Ford Sensation

Toronto author Lynn Crosbie offers a different view of Toronto's mayor

Nathan Denette/CP

After a week where the public demise of Rob Ford was inescapable, Toronto author and poet Lynn Crosbie offers a completely different view of the man at the centre of it all:

He doesn’t so much walk into my house as appear there—flanked by various officials, he stands imperiously, laying down a track of virile cologne.

He is tall, so tall.

And maddeningly, he scarcely glances at me.

After barking out a series of complex orders, he is gone as quickly as he arrived, and so began my very private crush on our embattled mayor, the surprisingly hot Rob Ford.
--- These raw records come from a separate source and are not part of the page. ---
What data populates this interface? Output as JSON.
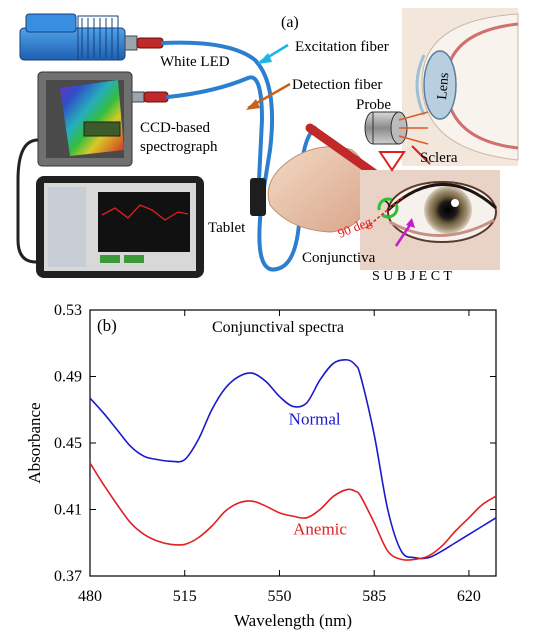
{
  "panel_a": {
    "label": "(a)",
    "labels": {
      "white_led": "White LED",
      "excitation_fiber": "Excitation fiber",
      "detection_fiber": "Detection fiber",
      "ccd_spectrograph_line1": "CCD-based",
      "ccd_spectrograph_line2": "spectrograph",
      "tablet": "Tablet",
      "probe": "Probe",
      "sclera": "Sclera",
      "lens": "Lens",
      "angle": "90 deg",
      "conjunctiva": "Conjunctiva",
      "subject": "S U B J E C T"
    },
    "colors": {
      "fiber": "#2b7fd1",
      "excitation_arrow": "#1ab6e8",
      "detection_arrow": "#c8621a",
      "probe_red": "#c0282a",
      "angle_text": "#e01818",
      "conjunctiva_arrow": "#c21fc8"
    }
  },
  "chart_data": {
    "type": "line",
    "panel_label": "(b)",
    "title": "Conjunctival spectra",
    "xlabel": "Wavelength (nm)",
    "ylabel": "Absorbance",
    "xlim": [
      480,
      630
    ],
    "ylim": [
      0.37,
      0.53
    ],
    "xticks": [
      "480",
      "515",
      "550",
      "585",
      "620"
    ],
    "xtick_values": [
      480,
      515,
      550,
      585,
      620
    ],
    "yticks": [
      "0.37",
      "0.41",
      "0.45",
      "0.49",
      "0.53"
    ],
    "ytick_values": [
      0.37,
      0.41,
      0.45,
      0.49,
      0.53
    ],
    "grid": false,
    "series": [
      {
        "name": "Normal",
        "color": "#1a1acc",
        "x": [
          480,
          485,
          490,
          495,
          500,
          505,
          510,
          515,
          520,
          525,
          530,
          535,
          540,
          545,
          550,
          555,
          560,
          565,
          570,
          575,
          578,
          580,
          585,
          590,
          595,
          600,
          605,
          610,
          615,
          620,
          625,
          630
        ],
        "y": [
          0.477,
          0.468,
          0.458,
          0.448,
          0.442,
          0.44,
          0.439,
          0.44,
          0.452,
          0.47,
          0.483,
          0.49,
          0.492,
          0.487,
          0.478,
          0.472,
          0.474,
          0.488,
          0.498,
          0.5,
          0.497,
          0.49,
          0.455,
          0.41,
          0.385,
          0.381,
          0.381,
          0.385,
          0.39,
          0.395,
          0.4,
          0.405
        ]
      },
      {
        "name": "Anemic",
        "color": "#e02020",
        "x": [
          480,
          485,
          490,
          495,
          500,
          505,
          510,
          515,
          520,
          525,
          530,
          535,
          540,
          545,
          550,
          555,
          560,
          565,
          570,
          575,
          578,
          580,
          585,
          590,
          595,
          600,
          605,
          610,
          615,
          620,
          625,
          630
        ],
        "y": [
          0.438,
          0.425,
          0.413,
          0.402,
          0.395,
          0.391,
          0.389,
          0.389,
          0.393,
          0.4,
          0.409,
          0.414,
          0.415,
          0.412,
          0.408,
          0.406,
          0.405,
          0.41,
          0.418,
          0.422,
          0.421,
          0.418,
          0.402,
          0.385,
          0.38,
          0.38,
          0.382,
          0.388,
          0.397,
          0.405,
          0.413,
          0.418
        ]
      }
    ],
    "annotations": [
      {
        "text": "Normal",
        "x": 563,
        "y": 0.461,
        "color": "#1a1acc"
      },
      {
        "text": "Anemic",
        "x": 565,
        "y": 0.395,
        "color": "#e02020"
      }
    ]
  }
}
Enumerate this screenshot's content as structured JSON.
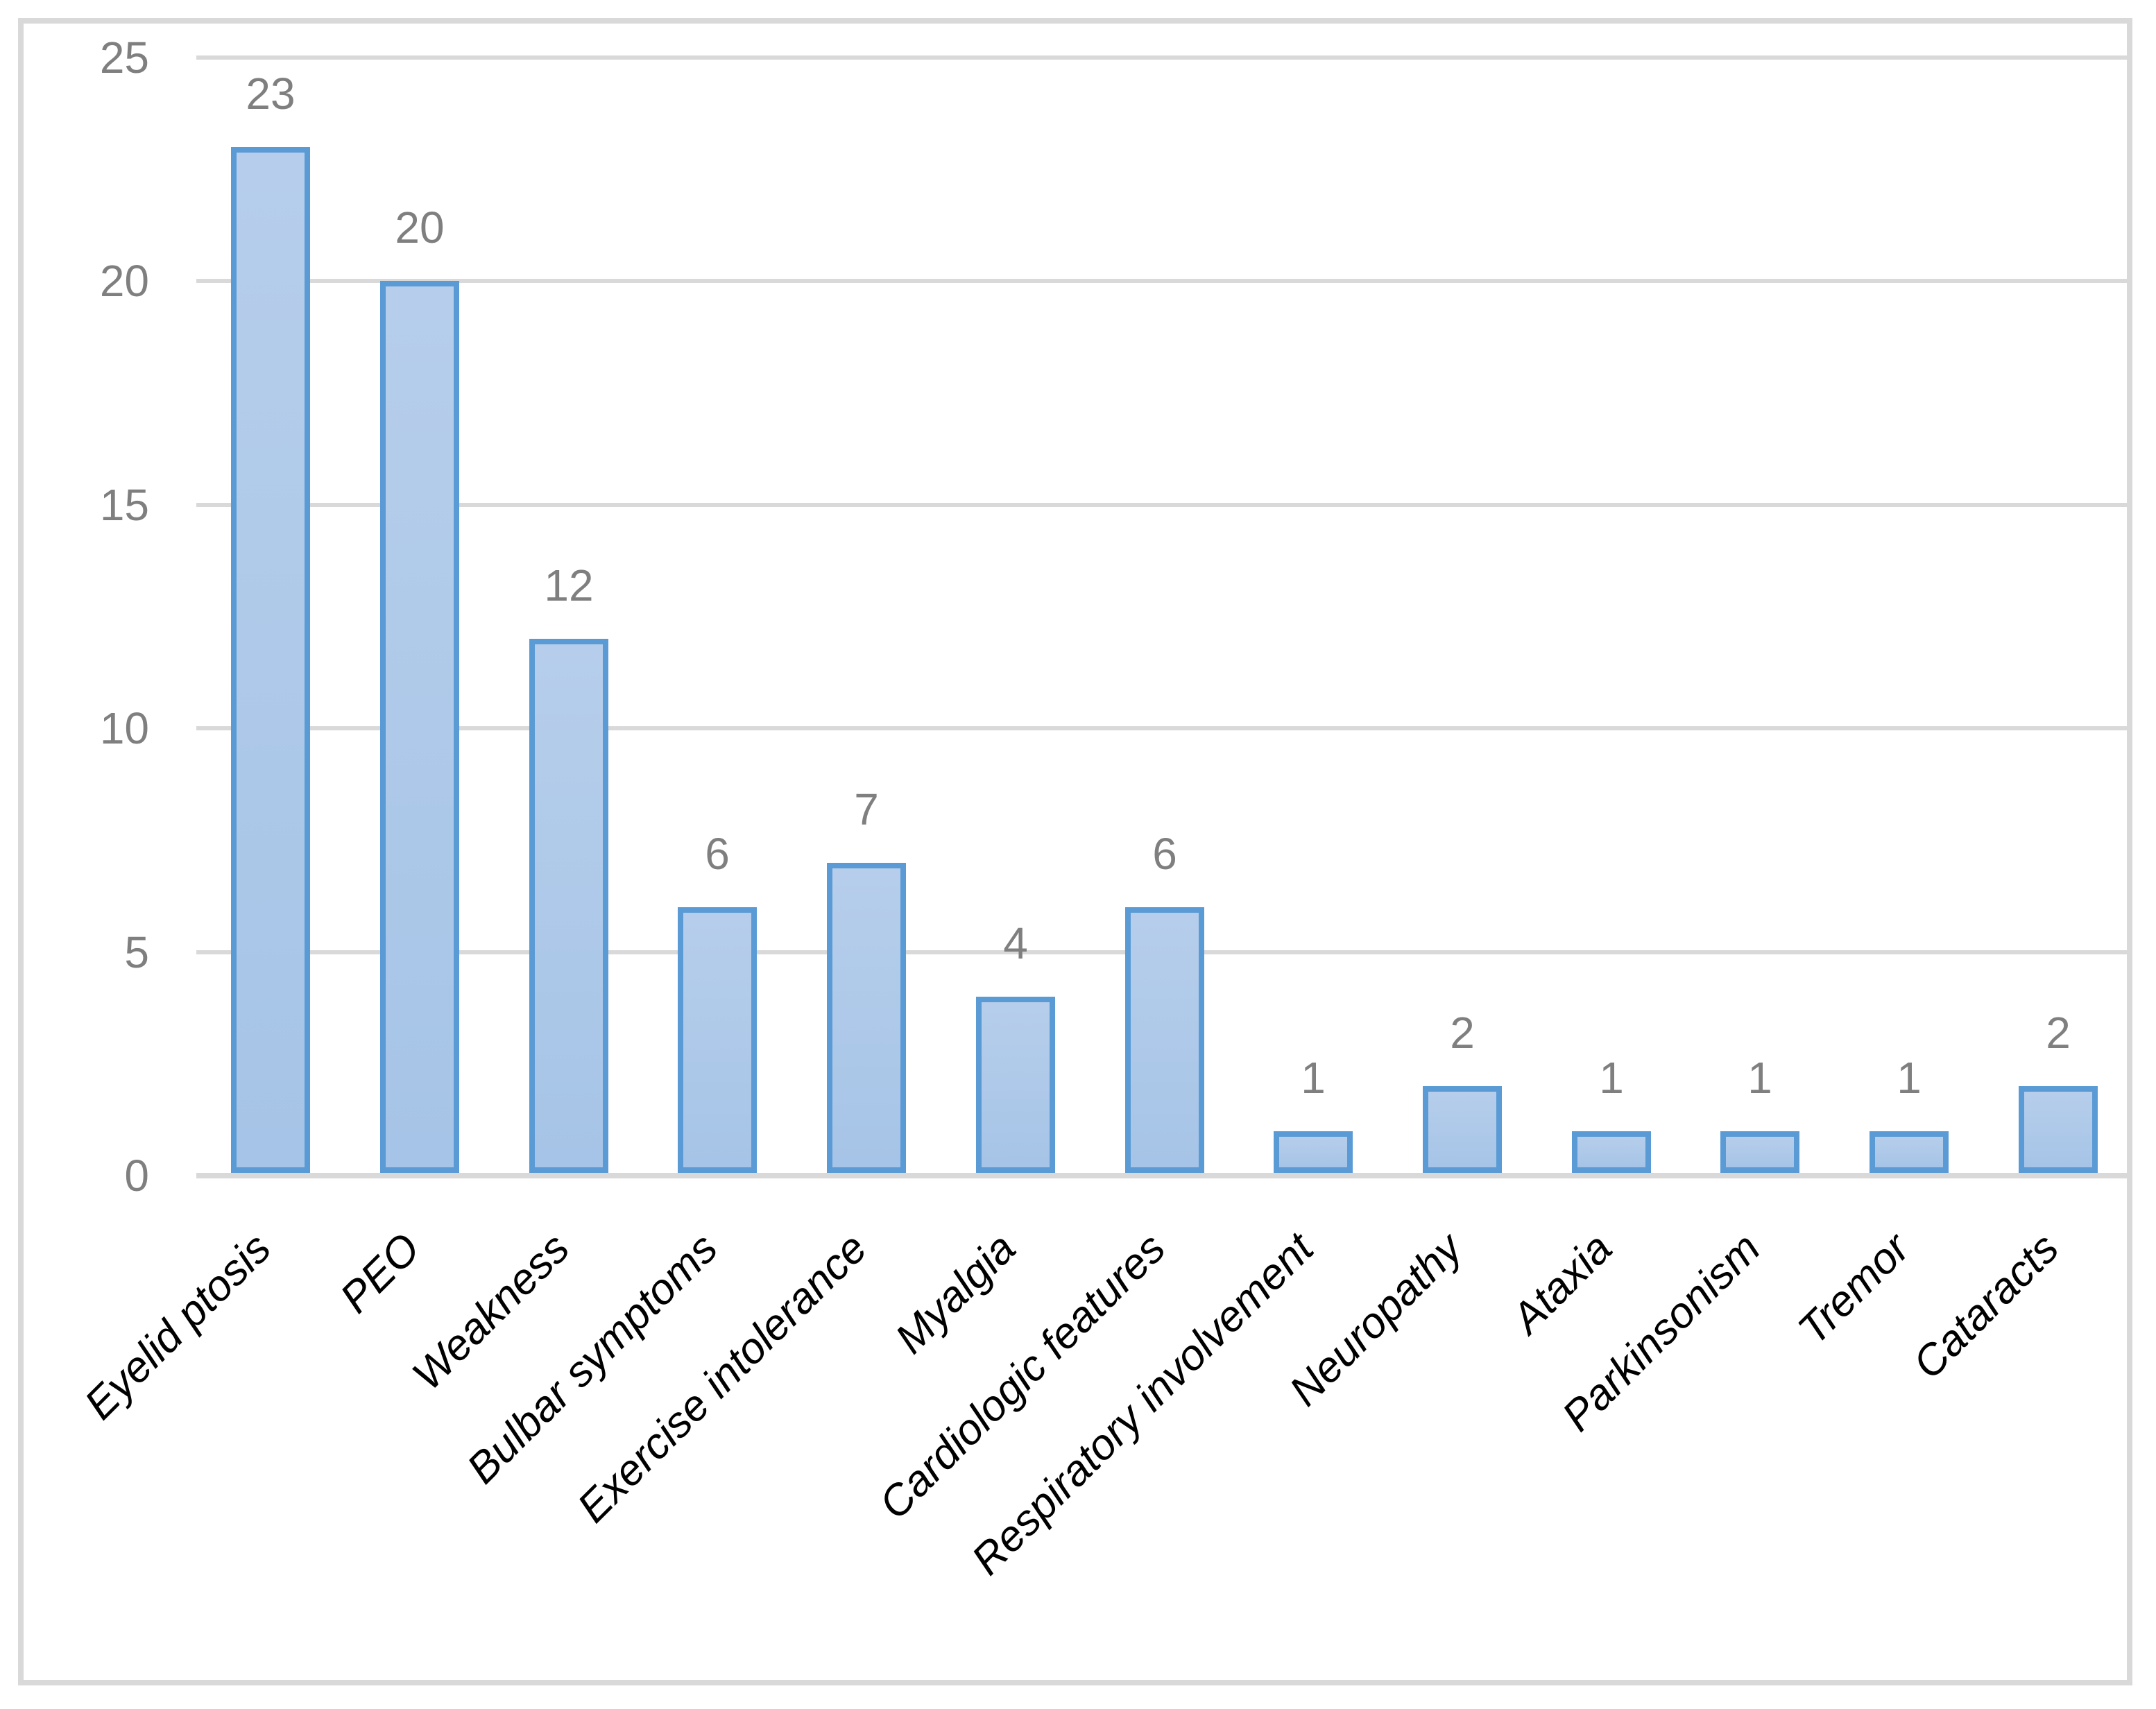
{
  "chart_data": {
    "type": "bar",
    "categories": [
      "Eyelid ptosis",
      "PEO",
      "Weakness",
      "Bulbar symptoms",
      "Exercise intolerance",
      "Myalgia",
      "Cardiologic features",
      "Respiratory involvement",
      "Neuropathy",
      "Ataxia",
      "Parkinsonism",
      "Tremor",
      "Cataracts"
    ],
    "values": [
      23,
      20,
      12,
      6,
      7,
      4,
      6,
      1,
      2,
      1,
      1,
      1,
      2
    ],
    "value_labels": [
      "23",
      "20",
      "12",
      "6",
      "7",
      "4",
      "6",
      "1",
      "2",
      "1",
      "1",
      "1",
      "2"
    ],
    "title": "",
    "xlabel": "",
    "ylabel": "",
    "ylim": [
      0,
      25
    ],
    "yticks": [
      0,
      5,
      10,
      15,
      20,
      25
    ],
    "ytick_labels": [
      "0",
      "5",
      "10",
      "15",
      "20",
      "25"
    ],
    "grid": true,
    "legend": false,
    "value_labels_shown": true,
    "styles": {
      "bar_fill_top": "#B6CEEB",
      "bar_fill_bottom": "#A6C4E7",
      "bar_border": "#5B9BD5",
      "gridline": "#D9D9D9",
      "axis_line": "#D9D9D9",
      "frame_border": "#D9D9D9",
      "tick_label_color": "#7F7F7F",
      "value_label_color": "#7F7F7F",
      "category_label_color": "#000000",
      "background": "#FFFFFF"
    }
  }
}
This was two years ago, when Ford was returning calls from his constituents into the late hours, talking “cats out of trees” as Councilman Doug Ford reminded us on their most recent, agonic, radio show.

I had heard, repeatedly, that he was accessible, and, driven to desperation by an ongoing case of animal abuse and parlous bylaw infraction in my cruddy neighborhood, I gave it a shot.

I left a message with his staff, and thought, well that’s that.

But he responded with alacrity.

He addressed each matter with care and diligence.

And his calls, during this period, usually on the sexy late side (10PM or so) were so comforting: every time we spoke, he was patient, helpful and kind: is this when I fell a little in love?

I know that most people reading this are vomiting, but you had better know this: If you met this pheremone-blasting monolith, you too would be dazed and confused.

I wore sky-high silver heels and some little slinky thing, and he just stared over me, at some vanishing point, where the victims of his baroque Byronic charms lie.

During his current tenure as King Lear, I dreamed he and I went to an amusement park, and he was irrepressibly fun—writer Bonnie Bowman also just had a confusingly sweet dream: surely there are many others.

He is in our dreams because he is everywhere, but he lives there too, to take refuge; to be listened to and cared for; to have his own desperate cries answered with the brusque compassion he rode into this town on.

As I watch him now, so frenzied, so stooped with shame and disgrace, I wish him back into the curiously seductive—the man has tiny fangs—gallant who came to my aid, and mellowed my evenings with his tough tendresse

But he is a married man, and I am sorry.

All I can do is apologize and try to move forward, occasionally dreaming of RoFo (a nickname I give him as a gift): the raving, rubicund man of my dreams.